In my experience, there are two types of writers when it comes to revisiting old work. The ones, like one of my reporters, who go back to tinker with a missing comma or dangling modifier, and the ones who would rather sleep on train tracks than read old work again. I’m in the latter camp.
I can’t help but to cringe at Past Me’s writing. (Hi, Future Me! Hope you hate this, too.) Nevertheless, it’s a necessary evil for those who wish to improve on the craft. The problem is that–as with any art–it can be very subjective. Yes, you can improve clarity, flow, word choices, etc, but what happens when it’s the ideas you espoused that make you cringe?

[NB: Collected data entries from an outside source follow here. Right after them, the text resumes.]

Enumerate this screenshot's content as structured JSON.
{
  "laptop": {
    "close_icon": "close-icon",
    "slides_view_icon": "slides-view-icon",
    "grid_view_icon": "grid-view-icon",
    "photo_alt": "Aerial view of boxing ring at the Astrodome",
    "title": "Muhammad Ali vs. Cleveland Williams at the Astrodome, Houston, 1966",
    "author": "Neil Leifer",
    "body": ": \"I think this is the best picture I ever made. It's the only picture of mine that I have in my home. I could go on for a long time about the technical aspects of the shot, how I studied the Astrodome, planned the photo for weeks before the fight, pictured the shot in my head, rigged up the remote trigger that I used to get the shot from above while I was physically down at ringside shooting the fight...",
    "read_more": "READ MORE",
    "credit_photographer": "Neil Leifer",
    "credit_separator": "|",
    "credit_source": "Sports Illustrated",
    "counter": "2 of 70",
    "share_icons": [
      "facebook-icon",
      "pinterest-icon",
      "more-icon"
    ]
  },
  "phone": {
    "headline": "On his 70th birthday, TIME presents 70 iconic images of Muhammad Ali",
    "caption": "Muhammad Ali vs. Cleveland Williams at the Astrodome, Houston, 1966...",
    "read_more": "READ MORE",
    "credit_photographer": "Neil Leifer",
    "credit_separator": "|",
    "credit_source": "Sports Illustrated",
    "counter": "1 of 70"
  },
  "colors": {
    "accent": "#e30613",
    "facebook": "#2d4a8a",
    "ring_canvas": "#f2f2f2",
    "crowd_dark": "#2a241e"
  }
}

There are two pieces of writing I never bring up, and I honestly always fear that someone else will. So, of course, I’m bringing them up here so hopefully I demystify them for myself.
My 2017 op-ed on how marches in D.C. weren’t really that effective.
A self-pubbed fantasy novel from 2021.
There’s a lot I could say about both of those, but I cringe at both because they do not represent my best work. However, that’s the point of creation and practice.
The op-ed was insipid in positing that people choose to protest in a different manner only because, at the time, I thought there were better tactics. I regret that part of it. But from a writing perspective, I’m glad it’s there hanging over my head as a reminder to think past myself and my worldview. The novel, I’m genuinely annoyed at myself because I know and knew I could do a better job. However, time wasn’t on my side. Largely–I’m impatient, and going through the traditional publishing route could’ve taken years. But, that impatience comes from growing up with death always looming over my family. So, I’m glad my dad got to see his and my mother’s last name registered in the Library of Congress before he passed away, so for that, I will forever love that novel. Other than that, I took it down because it was truly for me and my family–and I am a much better writer now.
I say all of this as a reminder to be proud of the work you do, even if just a part of it, or for what it meant at the time. At that moment, that was the best work you could do with the skills you had. Being able to look back and cringe means you have grown in your craft. We should be so lucky to keep looking back and cringing because we have grown so much.
(Also, please share your cringiest moments with me. I have exposed myself, and I need company!)